Driving home that evening, she wished she could have an appointment with Reverend McNally and discuss some theological point
with him, just to ground herself—to reason something out with him to prove that she was still reasonable. But she couldn’t, not after what had happened last winter. She felt a deep cringe in the center of her belly, she was so ashamed of what had happened on the Deals’ lawn the night of the progressive dinner. Ed had wanted to tell her that Bill was getting married, and Connie, vain and stupid as she was, had thought Ed was jealous. A married man, a minister, jealous. Thank God Connie had had no confidante. As it was, she could still look everyone in the eye as if the whole thing had never happened.
WHEN COOP PICKED Wanda up at the Greyhound station that evening, Wanda said, “I’m starved. Do you want to drop by Denny’s on the way home? My treat.”
Coop turned slowly to her with a brow full of wrinkles. The usual stretch of his smile slackened into something more natural: surprise. He inhaled to say something—something teasing, Wanda could tell by the twinkle in his eye—then stopped himself. “Sure,” he said simply.
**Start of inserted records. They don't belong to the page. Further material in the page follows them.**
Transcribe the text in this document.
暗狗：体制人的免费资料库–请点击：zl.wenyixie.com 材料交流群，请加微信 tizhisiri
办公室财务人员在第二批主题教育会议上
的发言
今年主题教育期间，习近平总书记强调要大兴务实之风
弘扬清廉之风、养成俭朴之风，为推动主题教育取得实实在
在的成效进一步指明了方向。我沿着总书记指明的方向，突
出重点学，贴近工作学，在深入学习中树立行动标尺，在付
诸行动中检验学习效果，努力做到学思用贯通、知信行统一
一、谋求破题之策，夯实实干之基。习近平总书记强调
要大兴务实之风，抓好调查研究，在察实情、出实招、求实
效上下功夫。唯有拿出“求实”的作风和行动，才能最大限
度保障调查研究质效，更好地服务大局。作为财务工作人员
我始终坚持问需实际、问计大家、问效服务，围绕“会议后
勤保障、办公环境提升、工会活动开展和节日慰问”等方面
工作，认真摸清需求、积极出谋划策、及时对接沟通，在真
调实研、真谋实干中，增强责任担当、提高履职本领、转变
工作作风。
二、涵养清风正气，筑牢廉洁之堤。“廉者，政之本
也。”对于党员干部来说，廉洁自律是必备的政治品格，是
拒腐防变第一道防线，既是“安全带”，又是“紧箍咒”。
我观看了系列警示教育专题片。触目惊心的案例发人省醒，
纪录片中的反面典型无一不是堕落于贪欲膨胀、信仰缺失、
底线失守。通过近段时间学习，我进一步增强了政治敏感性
A hot blast greeted them when they hauled open the heavy glass-paned door of the restaurant. The hostess, a hefty woman whom Coop knew well, seemed to get the idea that this was a special night. She deposited Coop and Wanda in a booth and left them alone. Gina, too busy to flirt, marked them as special customers only by dropping her voice an octave when taking their order, from the syrupy soprano she used with other tables to her regular smoker’s rasp. Maybe she would tease Coop tomorrow about being taken out by his little sister, but Wanda didn’t mind. Time spent with Randy and Melissa made Wanda realize that Coop was the one person in her life worth loving. When Melissa had said, on that beautiful evening on the mountainside, “It’s forever,” she had made Wanda yearn to say that about someone, even if it was her brother, or a friend, or them, the Weston-Sloanes.
“Order surf and turf if you want,” Wanda told Coop. “I want to thank you for helping me out.”
The line of Coop’s smile lengthened with sincere emotion, his lips disappearing into his mouth.
SUNDAY NIGHT, SANDRA was so racked by waves of pain that she was up twice, vomiting, and in the morning her breath was so shallow that Abby called to push up the appointment to have her lungs tapped. Every Tuesday for months now they had inserted a needle through Sandra’s back and drained a week’s worth of fluid. To ask for a Monday appointment seemed to Abby a failing, not on the part of her mother but herself.